An Underwater Exhibition
By Robert Lee Wolfe III
Basil Twist's "signature" piece Symphonie Fantastique is now over ten years old, a length of time that could date a show that relies heavily on what one might term "special effects" for its power. Certainly most films produced that long ago seem like they're from another era. It becomes apparent, though, that it's not just the human-manufactured beauty of these effects that makes them so impressive, but their ability to captivate for their strange and abstract artistic qualities. These qualities are the ones that preserve the sense of wonder elicited by this underwater exhibition.
In an age when some of the world's most talented artists employ their gifts to sell derivative stories to mass audiences at the cinema, one can forget the magic of the materials being used. This is a magic with which Basil Twist is familiar and with which the audience will become familiar, a magic divorced from a rehashed Hollywood romance or revenge narrative, a magic that finds its proper home in the realm of artistic expression. Pieces of cloth swirl underwater with the grace of a dancer (or perhaps more aptly a mermaid), bizarre tubes of light burst through the water in bubbly arrays, and noodle-shaped objects bounce to the pianist's percussions in a series of displays entirely alien yet simultaneously not altogether outside of the human experience.
Symphonie Fantastique is a show that begs to be seen live, and with a live pianist of the virtuosic talent of Christopher Riley. Just as it is impossible to feel the contours of an oil painting in an art history book, it seems impossible that any recording could match the power of a performance of this show that's close enough to touch.
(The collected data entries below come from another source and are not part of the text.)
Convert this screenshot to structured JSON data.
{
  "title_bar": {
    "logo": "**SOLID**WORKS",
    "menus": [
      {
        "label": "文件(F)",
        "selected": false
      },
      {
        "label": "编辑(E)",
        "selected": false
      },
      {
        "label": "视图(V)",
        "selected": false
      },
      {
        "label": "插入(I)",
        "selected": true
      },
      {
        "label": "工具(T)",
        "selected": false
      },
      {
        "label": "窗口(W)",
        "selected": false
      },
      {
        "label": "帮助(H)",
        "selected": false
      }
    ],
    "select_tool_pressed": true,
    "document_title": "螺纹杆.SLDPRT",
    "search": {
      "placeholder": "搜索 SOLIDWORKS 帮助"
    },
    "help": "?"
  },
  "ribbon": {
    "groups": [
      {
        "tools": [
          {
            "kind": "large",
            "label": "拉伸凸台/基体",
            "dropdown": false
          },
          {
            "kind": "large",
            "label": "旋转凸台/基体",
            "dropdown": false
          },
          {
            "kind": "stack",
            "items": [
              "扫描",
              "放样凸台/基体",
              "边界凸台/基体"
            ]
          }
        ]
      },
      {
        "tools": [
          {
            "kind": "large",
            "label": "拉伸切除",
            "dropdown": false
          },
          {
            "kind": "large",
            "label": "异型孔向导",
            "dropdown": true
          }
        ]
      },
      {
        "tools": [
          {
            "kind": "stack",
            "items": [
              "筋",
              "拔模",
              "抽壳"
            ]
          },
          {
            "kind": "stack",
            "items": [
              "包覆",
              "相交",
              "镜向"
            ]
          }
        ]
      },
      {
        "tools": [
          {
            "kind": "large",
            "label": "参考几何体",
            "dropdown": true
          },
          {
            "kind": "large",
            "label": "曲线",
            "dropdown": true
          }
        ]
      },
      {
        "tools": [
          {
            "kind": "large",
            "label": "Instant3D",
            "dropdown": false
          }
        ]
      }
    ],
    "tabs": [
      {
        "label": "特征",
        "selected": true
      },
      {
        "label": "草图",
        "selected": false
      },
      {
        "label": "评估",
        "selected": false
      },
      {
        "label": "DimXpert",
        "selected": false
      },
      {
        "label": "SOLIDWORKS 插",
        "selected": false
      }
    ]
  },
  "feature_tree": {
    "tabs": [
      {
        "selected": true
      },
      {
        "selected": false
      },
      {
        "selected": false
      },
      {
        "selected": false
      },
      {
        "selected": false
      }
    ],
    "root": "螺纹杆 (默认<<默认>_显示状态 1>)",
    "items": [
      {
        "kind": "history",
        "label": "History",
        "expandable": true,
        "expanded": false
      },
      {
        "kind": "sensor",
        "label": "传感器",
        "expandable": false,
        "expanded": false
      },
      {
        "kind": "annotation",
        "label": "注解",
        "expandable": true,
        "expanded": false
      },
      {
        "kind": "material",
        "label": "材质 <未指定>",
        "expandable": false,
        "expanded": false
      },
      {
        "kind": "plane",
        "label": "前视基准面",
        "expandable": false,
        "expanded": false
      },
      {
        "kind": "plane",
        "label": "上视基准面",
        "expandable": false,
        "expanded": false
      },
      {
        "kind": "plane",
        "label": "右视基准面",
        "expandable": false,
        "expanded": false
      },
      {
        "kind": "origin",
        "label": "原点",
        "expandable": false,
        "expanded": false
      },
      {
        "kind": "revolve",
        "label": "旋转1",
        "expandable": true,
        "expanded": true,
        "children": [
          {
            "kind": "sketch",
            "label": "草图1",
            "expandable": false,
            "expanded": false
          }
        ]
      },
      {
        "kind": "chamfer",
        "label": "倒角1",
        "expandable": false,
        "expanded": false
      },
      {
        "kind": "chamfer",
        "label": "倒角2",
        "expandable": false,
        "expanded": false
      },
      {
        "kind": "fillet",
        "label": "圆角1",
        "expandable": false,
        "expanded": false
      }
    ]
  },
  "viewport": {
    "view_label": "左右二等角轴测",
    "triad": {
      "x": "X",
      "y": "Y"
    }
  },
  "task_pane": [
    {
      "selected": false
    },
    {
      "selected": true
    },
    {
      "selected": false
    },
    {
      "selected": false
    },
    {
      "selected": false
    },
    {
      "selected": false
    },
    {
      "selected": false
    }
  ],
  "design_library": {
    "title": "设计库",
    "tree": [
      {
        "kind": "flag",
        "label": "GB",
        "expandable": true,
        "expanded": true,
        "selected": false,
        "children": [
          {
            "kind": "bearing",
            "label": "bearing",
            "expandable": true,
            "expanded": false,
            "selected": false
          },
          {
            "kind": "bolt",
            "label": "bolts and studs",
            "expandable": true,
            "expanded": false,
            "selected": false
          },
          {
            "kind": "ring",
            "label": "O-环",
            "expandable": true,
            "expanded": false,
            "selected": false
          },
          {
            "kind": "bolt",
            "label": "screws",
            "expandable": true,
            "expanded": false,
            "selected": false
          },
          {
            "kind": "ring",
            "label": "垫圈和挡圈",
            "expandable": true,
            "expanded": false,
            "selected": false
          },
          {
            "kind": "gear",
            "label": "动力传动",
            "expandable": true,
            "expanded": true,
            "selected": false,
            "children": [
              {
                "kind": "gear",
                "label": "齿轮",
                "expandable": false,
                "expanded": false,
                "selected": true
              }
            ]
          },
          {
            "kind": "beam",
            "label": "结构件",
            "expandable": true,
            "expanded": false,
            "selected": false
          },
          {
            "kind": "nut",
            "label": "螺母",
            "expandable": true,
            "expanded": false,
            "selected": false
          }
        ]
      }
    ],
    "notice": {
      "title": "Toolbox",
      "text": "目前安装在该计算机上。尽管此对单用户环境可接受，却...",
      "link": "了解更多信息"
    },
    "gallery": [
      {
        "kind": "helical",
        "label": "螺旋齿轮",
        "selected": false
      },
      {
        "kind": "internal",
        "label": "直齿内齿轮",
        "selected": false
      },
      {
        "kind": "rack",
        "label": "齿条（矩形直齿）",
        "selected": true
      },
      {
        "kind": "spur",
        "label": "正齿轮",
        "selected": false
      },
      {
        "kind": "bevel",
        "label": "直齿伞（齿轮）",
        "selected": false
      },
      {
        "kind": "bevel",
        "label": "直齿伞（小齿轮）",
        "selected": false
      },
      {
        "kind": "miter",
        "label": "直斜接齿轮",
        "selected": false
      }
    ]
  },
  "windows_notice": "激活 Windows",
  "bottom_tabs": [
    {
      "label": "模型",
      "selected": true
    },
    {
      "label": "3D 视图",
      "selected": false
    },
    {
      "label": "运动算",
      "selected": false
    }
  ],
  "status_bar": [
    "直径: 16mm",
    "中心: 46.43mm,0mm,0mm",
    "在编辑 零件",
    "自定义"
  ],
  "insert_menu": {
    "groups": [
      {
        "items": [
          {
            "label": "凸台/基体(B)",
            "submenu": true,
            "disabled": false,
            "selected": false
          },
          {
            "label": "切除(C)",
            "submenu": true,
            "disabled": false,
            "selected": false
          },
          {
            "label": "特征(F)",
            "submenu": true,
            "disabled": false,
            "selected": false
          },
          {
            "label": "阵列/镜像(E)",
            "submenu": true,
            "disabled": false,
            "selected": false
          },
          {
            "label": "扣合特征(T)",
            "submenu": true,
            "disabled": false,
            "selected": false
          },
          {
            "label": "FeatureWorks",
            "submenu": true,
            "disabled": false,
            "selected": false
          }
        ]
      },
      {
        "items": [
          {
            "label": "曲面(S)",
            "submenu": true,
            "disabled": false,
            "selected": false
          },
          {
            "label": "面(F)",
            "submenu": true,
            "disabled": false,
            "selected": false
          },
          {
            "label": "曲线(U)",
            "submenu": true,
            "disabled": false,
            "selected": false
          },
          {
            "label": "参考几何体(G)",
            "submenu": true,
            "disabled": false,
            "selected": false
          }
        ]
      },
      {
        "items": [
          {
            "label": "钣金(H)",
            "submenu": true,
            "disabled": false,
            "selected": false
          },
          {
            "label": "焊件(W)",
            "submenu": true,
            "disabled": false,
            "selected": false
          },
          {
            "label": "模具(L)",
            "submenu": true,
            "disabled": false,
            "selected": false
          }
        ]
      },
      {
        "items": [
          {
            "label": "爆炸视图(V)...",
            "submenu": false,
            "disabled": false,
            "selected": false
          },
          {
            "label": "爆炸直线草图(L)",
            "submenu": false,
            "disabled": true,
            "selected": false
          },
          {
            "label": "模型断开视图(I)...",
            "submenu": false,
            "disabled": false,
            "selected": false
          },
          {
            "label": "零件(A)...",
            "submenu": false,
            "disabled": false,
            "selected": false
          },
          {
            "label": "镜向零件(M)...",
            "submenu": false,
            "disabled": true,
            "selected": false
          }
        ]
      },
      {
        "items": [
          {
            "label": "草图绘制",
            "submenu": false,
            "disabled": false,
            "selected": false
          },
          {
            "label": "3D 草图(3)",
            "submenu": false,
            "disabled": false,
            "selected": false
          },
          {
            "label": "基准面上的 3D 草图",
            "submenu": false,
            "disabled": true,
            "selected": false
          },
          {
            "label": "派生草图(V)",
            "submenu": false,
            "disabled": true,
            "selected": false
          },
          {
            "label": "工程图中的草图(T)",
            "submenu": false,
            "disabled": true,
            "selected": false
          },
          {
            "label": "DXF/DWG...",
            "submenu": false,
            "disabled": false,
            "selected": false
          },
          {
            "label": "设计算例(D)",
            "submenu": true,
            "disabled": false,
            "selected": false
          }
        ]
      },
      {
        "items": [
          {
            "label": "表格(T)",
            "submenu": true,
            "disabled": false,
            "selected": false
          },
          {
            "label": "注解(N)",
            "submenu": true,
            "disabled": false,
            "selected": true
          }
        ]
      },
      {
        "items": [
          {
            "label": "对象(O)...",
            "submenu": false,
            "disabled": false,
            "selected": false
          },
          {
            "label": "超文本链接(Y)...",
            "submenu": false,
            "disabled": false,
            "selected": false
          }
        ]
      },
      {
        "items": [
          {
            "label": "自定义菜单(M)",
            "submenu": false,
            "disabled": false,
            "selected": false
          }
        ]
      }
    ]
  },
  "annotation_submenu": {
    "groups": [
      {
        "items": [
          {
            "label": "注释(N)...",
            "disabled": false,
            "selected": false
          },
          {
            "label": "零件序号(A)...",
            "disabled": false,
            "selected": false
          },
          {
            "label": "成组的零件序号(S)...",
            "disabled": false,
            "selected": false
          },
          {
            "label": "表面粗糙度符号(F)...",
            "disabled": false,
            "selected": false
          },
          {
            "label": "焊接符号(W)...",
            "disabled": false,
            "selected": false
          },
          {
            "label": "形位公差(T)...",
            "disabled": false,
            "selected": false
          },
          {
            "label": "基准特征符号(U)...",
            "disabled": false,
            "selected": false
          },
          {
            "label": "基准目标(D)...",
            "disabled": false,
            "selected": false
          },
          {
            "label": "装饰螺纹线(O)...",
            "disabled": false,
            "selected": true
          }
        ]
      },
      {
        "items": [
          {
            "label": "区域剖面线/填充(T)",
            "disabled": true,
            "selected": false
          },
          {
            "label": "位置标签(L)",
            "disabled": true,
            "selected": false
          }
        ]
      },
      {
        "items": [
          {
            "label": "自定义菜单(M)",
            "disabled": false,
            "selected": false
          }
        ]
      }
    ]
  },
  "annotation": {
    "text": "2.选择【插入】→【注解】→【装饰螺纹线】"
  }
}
To see even the light playing with the haphazardly folded velvet curtain shading the performance tank before the show was an experience no camera could capture. The occasional dribble of water falling over the front of the tank confirmed the unmatchable immediacy of the live performance, and seeing Basil Twist and his entire crew dripping in their underwater suits after the performance felt like being present at the emergence of an astronaut team from a recently landed shuttle.
And to have the opportunity to step behind the set and see the array of metal pipes that form the skeleton of such a composed front is an unnerving experience that will certainly reinforce an audience member's appreciation for the ability of Basil Twist and his crew to transform the mundane into the extraordinary. Behind, a factory; before, a paradise. What is left to be said but that everyone should see Basil Twist while he's in the area?